Here is an article in todays
BBC News and the gist of it is we are failing in Iraq and the Brits are performing better and why. Granted, you'd have more success in Basra than Baghdad no matter who you were but it still brings up many good points.
The first time I was in a crowd of Iraqis, they were chanting a rather peaceful demand: "Give us security, give us jobs."
Over a very few days, the guarded welcome that greeted the "liberation" turned sour as the invaders blundered in, protected only themselves and a few key locations like the oil ministry, and stood to one side as looters had the time of their lives.
Down with the British in Basra it's all a bit different. I am still incarcerated - but in an armoured Land Rover. And we stop here and there, and get out, and talk to people. Out on patrol the British soldiers sling their helmets from their belts and wear soft hats and buy cans of Coke from street stalls. Softly, softly.

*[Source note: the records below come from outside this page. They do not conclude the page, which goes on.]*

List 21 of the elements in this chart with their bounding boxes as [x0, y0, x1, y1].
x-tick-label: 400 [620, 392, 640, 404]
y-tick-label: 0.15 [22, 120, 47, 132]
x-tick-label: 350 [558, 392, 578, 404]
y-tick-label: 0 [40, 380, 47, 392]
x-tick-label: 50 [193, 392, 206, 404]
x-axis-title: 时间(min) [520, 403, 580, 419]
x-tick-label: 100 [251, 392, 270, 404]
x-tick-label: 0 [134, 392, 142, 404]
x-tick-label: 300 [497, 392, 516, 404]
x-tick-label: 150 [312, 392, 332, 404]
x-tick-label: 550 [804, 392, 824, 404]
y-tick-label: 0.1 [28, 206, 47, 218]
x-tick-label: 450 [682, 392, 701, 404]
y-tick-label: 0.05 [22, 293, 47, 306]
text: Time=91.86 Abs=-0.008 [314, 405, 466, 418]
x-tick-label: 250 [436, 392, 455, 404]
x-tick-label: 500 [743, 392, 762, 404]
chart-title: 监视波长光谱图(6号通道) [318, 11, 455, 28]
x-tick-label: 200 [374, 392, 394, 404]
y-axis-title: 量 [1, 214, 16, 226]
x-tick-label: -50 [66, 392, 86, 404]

British troops have adopted a "softly, softly" approach in Basra
Since the Moqtada al-Sadr uprising in August was suppressed, Basra has been pretty quiet. Brigadier Andrew Kennet believes that "softly, softly" pays off. He told me "I did not raze Basra to the ground, but I could have done." And he says he received a delegation of local people thanking him for targeting the insurgents and not punishing the whole population.
US marines loomed over the mostly middle-aged demonstrators with pistols and rifles pointing straight at their increasingly resentful faces. I witnessed this deadly shift take place.